O Globo, O Pais, p.12
04 de Mar de 2005
Rodrigues defende mudanças administrativas
Lydia Medeiros e Adriana Vasconcelos
A poucos dias da reforma ministerial anunciada pelo presidente Luiz Inácio Lula da Silva, o ministro da Agricultura, Roberto Rodrigues, mostrou aos senadores do PMDB as mudanças que gostaria de ver no primeiro escalão. Num café da manhã oferecido à bancada do partido, Rodrigues criticou decisões administrativas do governo, como o fato de sua pasta não controlar os programas voltados à agricultura familiar, hoje sob o comando do ministro petista Miguel Rossetto, do Desenvolvimento Agrário.
Rodrigues também lamentou que projetos de reflorestamento estejam no âmbito do Ministério do Meio Ambiente, outra pasta comandada por um petista, a senadora Marina Silva.
Por fim, afirmou que o Itamaraty não seria o interlocutor adequado para tratar de questões comerciais em fóruns internacionais. Mas evitou críticas aos petistas.
Rodrigues, provocado pelo senador João Batista Motta (ES), admitiu sua preocupação com o clima de confronto criado entre os defensores do agronegócio e a agricultura familiar. Confronto que existe dentro do próprio governo.
Rodrigues: invasão de terras atrapalha investimentos
Ele manifestou surpresa com as declarações do presidente da Comissão Pastoral da Terra (CPT), Dom Tomás Balduíno, que apontou o agronegócio como o grande problema do país. E defendeu o fim da divisão interna.
- Não existem dentista pequeno e dentista grande. Existe dentista. Essa é uma divisão odiosa, dizer que existem o agronegócio e a agricultura familiar. É uma cadeia produtiva só - disse Rodrigues.
O ministro afirmou que as invasões de terras produtivas atrapalham investimentos na agricultura, especialmente os europeus, ao comentar um pedido dos senadores Leomar Quintanilha (TO) - grande produtor - e Alberto Silva (PI). Ambos fizeram um apelo para que Rodrigues levasse ao ministro Márcio Thomaz Bastos, da Justiça, e ao próprio presidente essa inquietação.
- Gostaria que o senhor apresentasse ao presidente um novo argumento: ele jurou defender as leis do país, e a propriedade privada existe - observou Alberto Silva.

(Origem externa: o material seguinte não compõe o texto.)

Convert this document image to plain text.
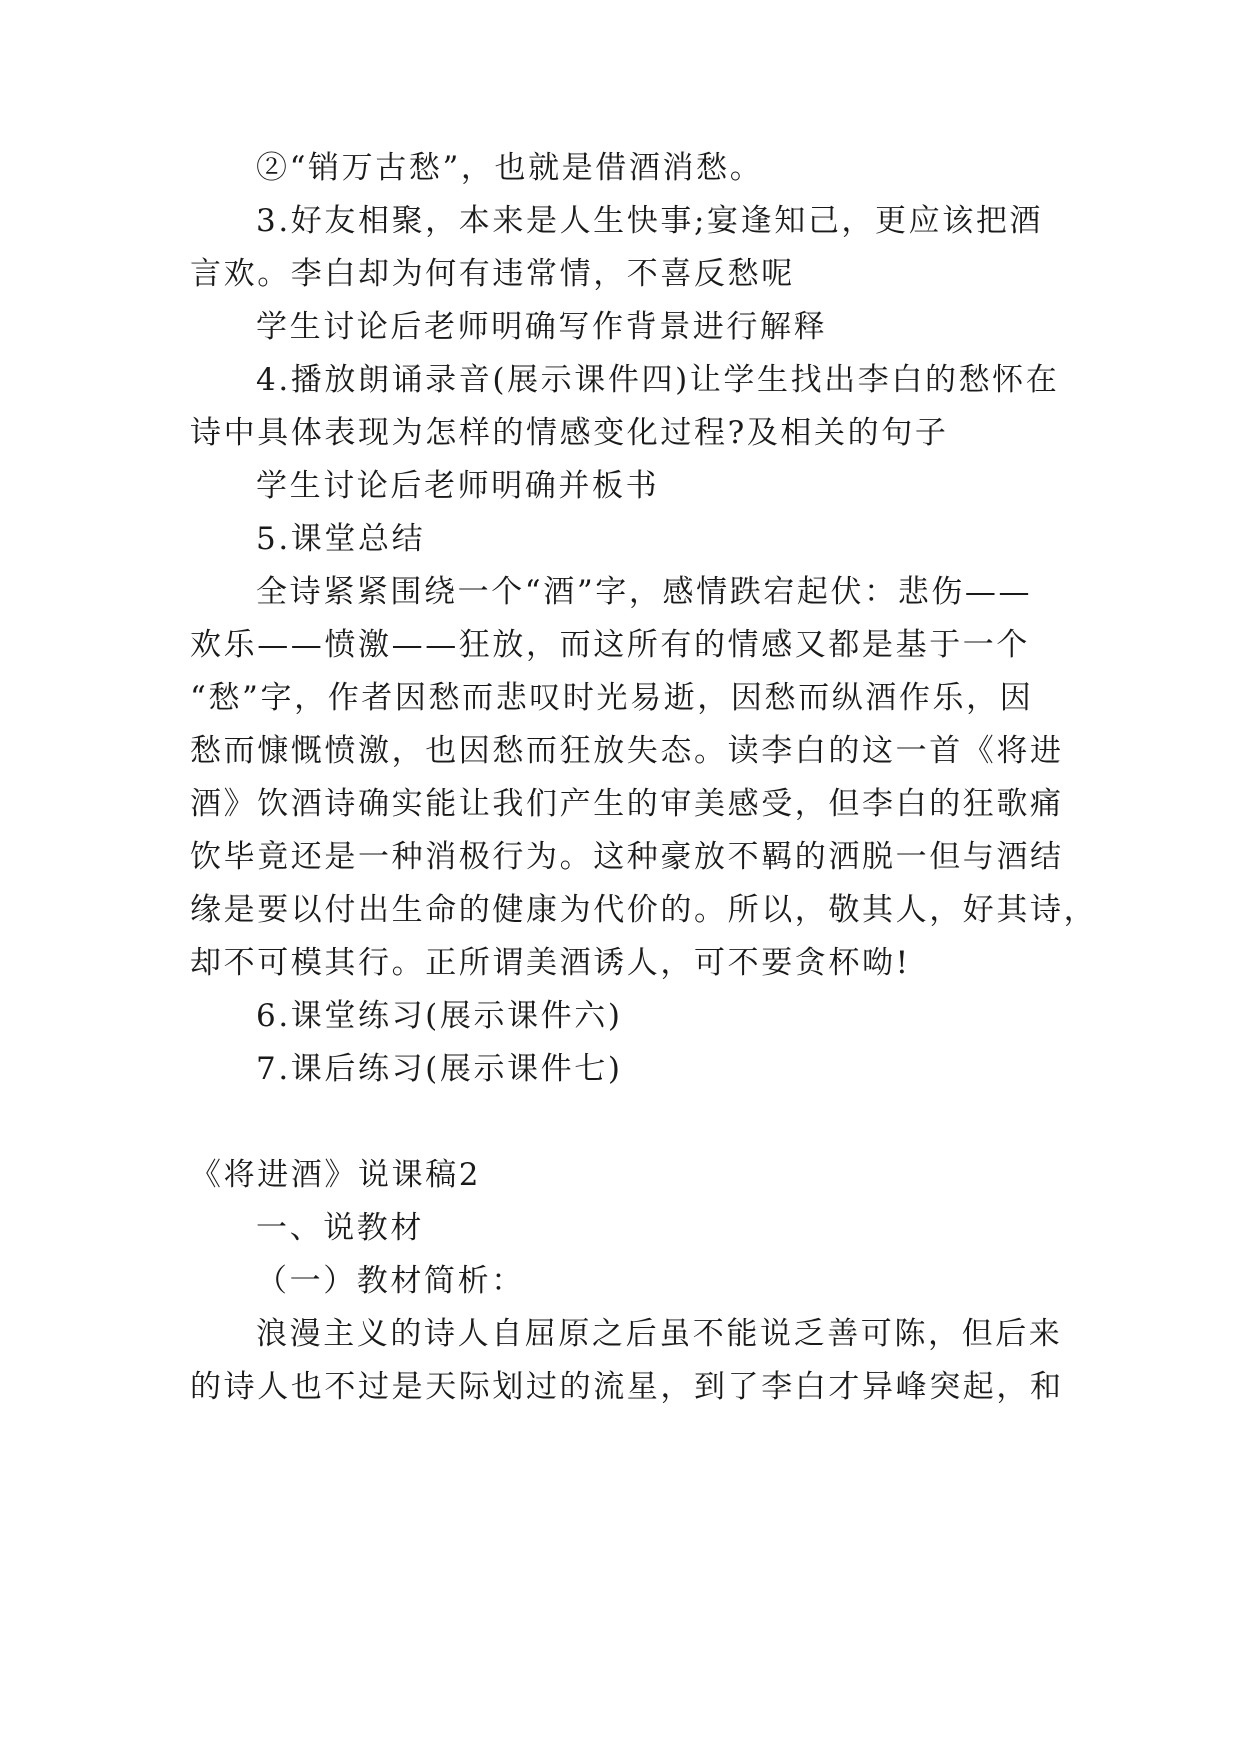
②“销万古愁”，也就是借酒消愁。
3.好友相聚，本来是人生快事;宴逢知己，更应该把酒
言欢。李白却为何有违常情，不喜反愁呢
学生讨论后老师明确写作背景进行解释
4.播放朗诵录音(展示课件四)让学生找出李白的愁怀在
诗中具体表现为怎样的情感变化过程?及相关的句子
学生讨论后老师明确并板书
5.课堂总结
全诗紧紧围绕一个“酒”字，感情跌宕起伏：悲伤——
欢乐——愤激——狂放，而这所有的情感又都是基于一个
“愁”字，作者因愁而悲叹时光易逝，因愁而纵酒作乐，因
愁而慷慨愤激，也因愁而狂放失态。读李白的这一首《将进
酒》饮酒诗确实能让我们产生的审美感受，但李白的狂歌痛
饮毕竟还是一种消极行为。这种豪放不羁的洒脱一但与酒结
缘是要以付出生命的健康为代价的。所以，敬其人，好其诗，
却不可模其行。正所谓美酒诱人，可不要贪杯呦!
6.课堂练习(展示课件六)
7.课后练习(展示课件七)
《将进酒》说课稿2
一、说教材
（一）教材简析：
浪漫主义的诗人自屈原之后虽不能说乏善可陈，但后来
的诗人也不过是天际划过的流星，到了李白才异峰突起，和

- Gostei. Também vou usar esse argumento - respondeu Rodrigues.
O ministro defendeu ainda a proposta de as negociações na Organização Mundial do Comércio (OMC) e para a formação da Área de Livre Comércio das Américas (Alca) saírem da alçada do Itamaraty. No ministério, foi criado um departamento específico de Relações Internacionais.
- Negociação é coisa de negociador. Temos de ser mais duros. O Itamaraty age na diplomacia - argumentou.
Outra preocupação de Rodrigues exposta aos senadores foi o Ibama. Segundo ele, o órgão está atrasando várias ações do governo em diversas áreas. Como exemplo, citou casos de vias fluviais no Tocantins interditadas pelo órgão.
Rodrigues se somou aos opositores da MP 232, que corrige a tabela do Imposto de Renda e aumenta a carga tributária dos prestadores de serviço. Segundo ele, a agricultura é bastante afetada e a medida deve ser modificada.